My issue with bad initializations isn't 'fear', it's an experience related knowledge that my practice has to eliminate them from my data. The method used depends on the circumstances at the point being observed. In general we use repeat observations. This is primarily due to the other advantages of redundancy.
Our first visit to monuments with RTK is a '30 by 30'. This eliminates the error of the bubble being out of adjustment and most of the operator bias. If the relative positions of monuments prove to match recent work we generally call it done. If not we revisit. When you factor in improved results, this method has proven time efficient as opposed to forcing a new init on every point.
When I compare two sets of '30 by 30' observations I get a very real check on the true error to be expected in local, real world conditions. Actual results tend to run at about a 30% reduction in residuals when checked by independent methods (i.e. total station ties). I will take that over testing that does not mimic the way data is gathered in the real world.
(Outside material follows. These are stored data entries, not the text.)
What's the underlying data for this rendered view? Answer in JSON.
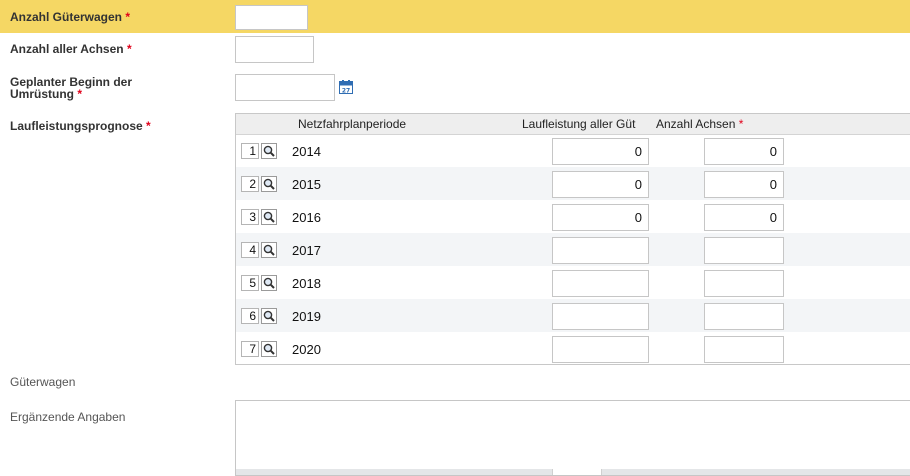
{
  "fields": {
    "wagons_label": "Anzahl Güterwagen",
    "wagons_value": "",
    "axles_label": "Anzahl aller Achsen",
    "axles_value": "",
    "start_label_line1": "Geplanter Beginn der",
    "start_label_line2": "Umrüstung",
    "start_value": "",
    "calendar_day": "27",
    "forecast_label": "Laufleistungsprognose",
    "required_mark": "*"
  },
  "grid": {
    "headers": {
      "period": "Netzfahrplanperiode",
      "mileage": "Laufleistung aller Güt",
      "axles": "Anzahl Achsen",
      "axles_required": "*"
    },
    "rows": [
      {
        "num": "1",
        "year": "2014",
        "mileage": "0",
        "axles": "0"
      },
      {
        "num": "2",
        "year": "2015",
        "mileage": "0",
        "axles": "0"
      },
      {
        "num": "3",
        "year": "2016",
        "mileage": "0",
        "axles": "0"
      },
      {
        "num": "4",
        "year": "2017",
        "mileage": "",
        "axles": ""
      },
      {
        "num": "5",
        "year": "2018",
        "mileage": "",
        "axles": ""
      },
      {
        "num": "6",
        "year": "2019",
        "mileage": "",
        "axles": ""
      },
      {
        "num": "7",
        "year": "2020",
        "mileage": "",
        "axles": ""
      }
    ]
  },
  "footer": {
    "wagons_section": "Güterwagen",
    "extra_label": "Ergänzende Angaben",
    "extra_value": ""
  },
  "colors": {
    "highlight": "#f5d764",
    "required": "#e0001a",
    "row_alt": "#f3f5f7",
    "calendar_blue": "#2f6db3"
  },
  "icons": [
    "calendar-icon",
    "magnifier-icon"
  ]
}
I have watched the developments in our local network and various publications. I integrate tests into the work flow hoping to streamline processes and improve results. For all of the hoopla about how much things have gotten better, the results don't bear much of it out. I still follow folks in RTN and VRS based subdivisions and shake my head. It is not possible to set on a corner, sight another and turn to a third hoping to check well. A good bit of boundary law no longer applies as the errors are random or follow a roller-coaster pattern that cannot be retraced or recreated. While I acknowledge we need to adapt, much of what I see is grotesque slop.
At the end of the day we have to use procedures that give results we can stamp and the owners can live with. There will be a lot of variation in what that means. From what I see locally we are not a point where repeat observations can be completely eliminated.
My .02, Tom
> Actually, the constellation repeats itself every 24 sidereal hours (23h56m solar time). But, as you say, 12 hours is important because the same constellation is on the other side of the earth, but we have spun around to there, so we are seeing the same sats twice a day. Good point.
John,
The 24 hour constellation repeat is relative to any given point on the globe. So at any given time the constellation repeats itself every 23h56m. Here is a plot of both GNSS constellations for a 24 hour period over Oregon.
When working critical control I always shoot to begin a second observation 4 sidereal hours (accounting for the 4 minute shift).
I read the example somewhat differently. Note that the difference is from either point to the average of the coordinates of the two points. To me, that says that if you want 0.03, then the two occupations can be 0.06 apart. In the example, the two occupations are 0.033 apart, but the horizontal passes. I haven't looked at what the statistical basis for such a criterion might be, but there's not much that can reliably be inferred from a sample of 2.
You would think that as more satellites (especially with different technological approaches on board different constellations) are added in the near future one would be able to accomplish this goal at the data collector with ONE observation.
What I am saying is, you would think with enough given satellites and a long enough RTK epoch (say 10 minutes) the DC could watch if the RMS rises a certain amount over a given time period. If it gets too high it could (probably) mean that one ore more SVs are subject to multipath, made evident as they travel through their orbit.
Then, it could prescribe how much longer you would need to occupy to reach the desired level of precision.
You would think there are enough SVs (at most times) available to accomplish this now...
Currently most DC RTK collection programs simply say that the RTK solution is getting better and better the longer you occupy because your N size is going up, and we all know that it is pretty much hogwash.